SILO 语言模型:在非参数数据存储中隔离法律风险
SILO Language Models: Isolating Legal Risk In a Nonparametric Datastore
August 8, 2023
作者: Sewon Min, Suchin Gururangan, Eric Wallace, Hannaneh Hajishirzi, Noah A. Smith, Luke Zettlemoyer
cs.AI
摘要
在对使用受版权或其他限制的数据训练语言模型(LMs)的合法性问题上存在激烈辩论。然而,正如我们所展示的,如果仅在低风险文本(例如过期版权书籍或政府文件)上进行训练,模型性能会显著下降,这是由于其规模有限且领域覆盖范围有限。我们提出了SILO,这是一个新的语言模型,在推理过程中管理这种风险-性能权衡。SILO的构建方式是:(1)在我们精心策划的包含228B个公共领域和许可文本的Open License Corpus(OLC)上训练参数化LM,(2)通过增加一个更通用且易于修改的非参数化数据存储库(例如包含受版权书籍或新闻的数据存储库),仅在推理过程中进行查询。数据存储库允许使用高风险数据而无需对其进行训练,支持句子级数据归因,并使数据生产者可以通过从存储库中删除内容来选择退出模型。这些功能可以促进符合数据使用法规,如美国的公平使用原则和欧盟的GDPR。我们的实验表明,参数化LM在OLC未涵盖的领域表现不佳。然而,访问数据存储库极大地提高了跨领域性能,将性能差距缩小了90%,与在Pile上训练的LM相比,Pile是一个包含大多数高风险文本的更多样化语料库。我们还分析了哪种非参数化方法效果最佳,剩余错误在哪里,以及性能如何随数据存储库规模扩展。我们的结果表明,可以在减轻法律风险的同时构建高质量的语言模型。
English
The legality of training language models (LMs) on copyrighted or otherwise
restricted data is under intense debate. However, as we show, model performance
significantly degrades if trained only on low-risk text (e.g., out-of-copyright
books or government documents), due to its limited size and domain coverage. We
present SILO, a new language model that manages this risk-performance tradeoff
during inference. SILO is built by (1) training a parametric LM on Open License
Corpus (OLC), a new corpus we curate with 228B tokens of public domain and
permissively licensed text and (2) augmenting it with a more general and easily
modifiable nonparametric datastore (e.g., containing copyrighted books or news)

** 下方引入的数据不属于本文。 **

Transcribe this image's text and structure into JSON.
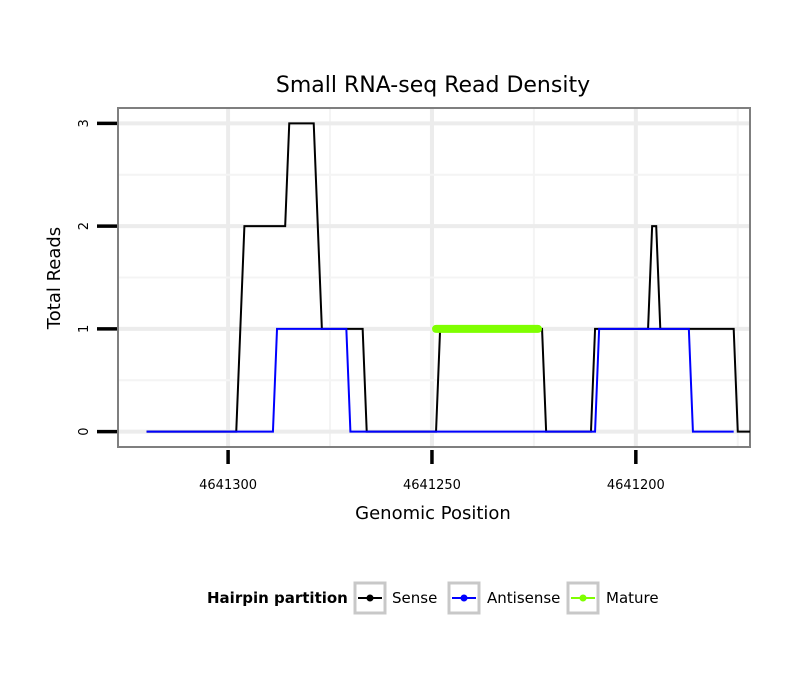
{
  "chart_data": {
    "type": "line",
    "title": "Small RNA-seq Read Density",
    "xlabel": "Genomic Position",
    "ylabel": "Total Reads",
    "x_reversed": true,
    "xlim": [
      4641327,
      4641172
    ],
    "ylim": [
      -0.15,
      3.15
    ],
    "x_ticks": [
      4641300,
      4641250,
      4641200
    ],
    "x_tick_labels": [
      "4641300",
      "4641250",
      "4641200"
    ],
    "y_ticks": [
      0,
      1,
      2,
      3
    ],
    "y_tick_labels": [
      "0",
      "1",
      "2",
      "3"
    ],
    "grid": true,
    "legend": {
      "title": "Hairpin partition",
      "position": "bottom",
      "entries": [
        {
          "label": "Sense",
          "color": "#000000"
        },
        {
          "label": "Antisense",
          "color": "#0000ff"
        },
        {
          "label": "Mature",
          "color": "#7fff00"
        }
      ]
    },
    "series": [
      {
        "name": "Sense",
        "color": "#000000",
        "points": [
          [
            4641320,
            0
          ],
          [
            4641298,
            0
          ],
          [
            4641296,
            2
          ],
          [
            4641286,
            2
          ],
          [
            4641285,
            3
          ],
          [
            4641279,
            3
          ],
          [
            4641277,
            1
          ],
          [
            4641267,
            1
          ],
          [
            4641266,
            0
          ],
          [
            4641249,
            0
          ],
          [
            4641248,
            1
          ],
          [
            4641223,
            1
          ],
          [
            4641222,
            0
          ],
          [
            4641211,
            0
          ],
          [
            4641210,
            1
          ],
          [
            4641197,
            1
          ],
          [
            4641196,
            2
          ],
          [
            4641195,
            2
          ],
          [
            4641194,
            1
          ],
          [
            4641176,
            1
          ],
          [
            4641175,
            0
          ],
          [
            4641172,
            0
          ]
        ]
      },
      {
        "name": "Antisense",
        "color": "#0000ff",
        "points": [
          [
            4641320,
            0
          ],
          [
            4641289,
            0
          ],
          [
            4641288,
            1
          ],
          [
            4641271,
            1
          ],
          [
            4641270,
            0
          ],
          [
            4641210,
            0
          ],
          [
            4641209,
            1
          ],
          [
            4641187,
            1
          ],
          [
            4641186,
            0
          ],
          [
            4641176,
            0
          ]
        ]
      },
      {
        "name": "Mature",
        "color": "#7fff00",
        "points": [
          [
            4641249,
            1
          ],
          [
            4641224,
            1
          ]
        ]
      }
    ]
  }
}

that is only queried during inference. The datastore allows use of high-risk
data without training on it, supports sentence-level data attribution, and
enables data producers to opt out from the model by removing content from the
store. These capabilities can foster compliance with data-use regulations such
as the fair use doctrine in the United States and the GDPR in the European
Union. Our experiments show that the parametric LM struggles on domains not
covered by OLC. However, access to the datastore greatly improves out of domain
performance, closing 90% of the performance gap with an LM trained on the Pile,
a more diverse corpus with mostly high-risk text. We also analyze which
nonparametric approach works best, where the remaining errors lie, and how
performance scales with datastore size. Our results suggest that it is possible
to build high quality language models while mitigating their legal risk.